14.3 Performance Analysis¶

Arithmetic Intensity¶

For PQ code scanning, each vector requires: - $M$ byte loads (PQ codes) - $M$ float loads (table lookups)
- $M$ float additions

$$ \text{Arithmetic intensity} = \frac{M \text{ FLOPs}}{M + M \times 4 \text{ bytes}} = \frac{1}{5} \text{ FLOP/byte} $$

This is memory-bandwidth bound — GPU HBM bandwidth (900+ GB/s on A100) is the limiting factor.

Throughput Model¶

$$ \text{QPS} = \frac{\text{HBM bandwidth}}{n_{\text{probe}} \cdot \frac{n}{n_{\text{list}}} \cdot M \text{ bytes/query}} $$

For A100 (2 TB/s), $n = 10^9$, $n_{\text{list}} = 65536$, $n_{\text{probe}} = 64$, $M = 8$:

$$ \text{QPS} \approx \frac{2 \times 10^{12}}{64 \times 15259 \times 8} \approx 256{,}000 \text{ QPS} $$

In practice: ~10K–50K QPS per GPU

Overhead from coarse quantizer, kernel launch, and host-device transfer reduces theoretical throughput.

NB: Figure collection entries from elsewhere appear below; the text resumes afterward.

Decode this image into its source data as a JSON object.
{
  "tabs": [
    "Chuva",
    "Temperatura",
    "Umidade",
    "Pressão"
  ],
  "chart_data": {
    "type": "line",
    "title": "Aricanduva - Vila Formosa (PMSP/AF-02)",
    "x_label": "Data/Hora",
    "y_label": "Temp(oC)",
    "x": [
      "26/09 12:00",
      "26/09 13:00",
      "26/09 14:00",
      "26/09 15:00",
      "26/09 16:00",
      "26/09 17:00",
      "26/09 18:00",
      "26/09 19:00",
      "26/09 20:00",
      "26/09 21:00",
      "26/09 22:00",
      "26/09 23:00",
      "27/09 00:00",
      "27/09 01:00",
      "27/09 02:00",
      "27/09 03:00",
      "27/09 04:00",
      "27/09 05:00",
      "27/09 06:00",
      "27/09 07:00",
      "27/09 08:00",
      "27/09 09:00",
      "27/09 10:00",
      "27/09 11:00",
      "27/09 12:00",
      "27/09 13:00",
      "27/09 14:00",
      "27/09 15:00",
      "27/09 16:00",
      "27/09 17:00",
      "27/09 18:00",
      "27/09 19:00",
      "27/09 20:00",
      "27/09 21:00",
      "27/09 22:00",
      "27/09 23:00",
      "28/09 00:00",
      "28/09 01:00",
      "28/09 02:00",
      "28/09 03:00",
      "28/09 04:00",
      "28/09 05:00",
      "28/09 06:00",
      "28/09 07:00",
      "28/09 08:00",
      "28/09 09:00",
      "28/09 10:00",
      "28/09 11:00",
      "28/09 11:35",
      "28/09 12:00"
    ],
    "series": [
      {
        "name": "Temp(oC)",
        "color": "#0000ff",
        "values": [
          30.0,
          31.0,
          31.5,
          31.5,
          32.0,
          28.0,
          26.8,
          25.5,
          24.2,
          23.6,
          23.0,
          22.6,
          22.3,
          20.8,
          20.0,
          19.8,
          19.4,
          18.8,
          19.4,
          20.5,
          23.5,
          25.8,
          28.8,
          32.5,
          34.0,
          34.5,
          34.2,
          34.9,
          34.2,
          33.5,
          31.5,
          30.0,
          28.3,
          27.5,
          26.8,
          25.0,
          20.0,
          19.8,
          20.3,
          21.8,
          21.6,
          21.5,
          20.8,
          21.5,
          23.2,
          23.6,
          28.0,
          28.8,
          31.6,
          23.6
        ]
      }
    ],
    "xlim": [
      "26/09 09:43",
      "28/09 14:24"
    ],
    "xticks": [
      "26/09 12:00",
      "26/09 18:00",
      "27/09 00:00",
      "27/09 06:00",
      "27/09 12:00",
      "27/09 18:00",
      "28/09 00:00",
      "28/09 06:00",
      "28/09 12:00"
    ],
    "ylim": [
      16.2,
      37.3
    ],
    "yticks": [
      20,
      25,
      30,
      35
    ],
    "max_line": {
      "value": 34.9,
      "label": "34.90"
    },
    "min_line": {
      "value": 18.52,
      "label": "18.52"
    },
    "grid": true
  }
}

14.4 Multi-GPU Strategies¶

Strategy	Description	Scaling
Replicated	Full index on each GPU	Linear QPS
Sharded	Partition across GPUs	Linear capacity
Hybrid	Shard data, replicate codebooks	Best for large datasets

References¶

Johnson, J., Douze, M., & Jégou, H. (2019). Billion-scale similarity search with GPUs. IEEE TBD.
FAISS Wiki. GPU FAQ. https://github.com/facebookresearch/faiss/wiki/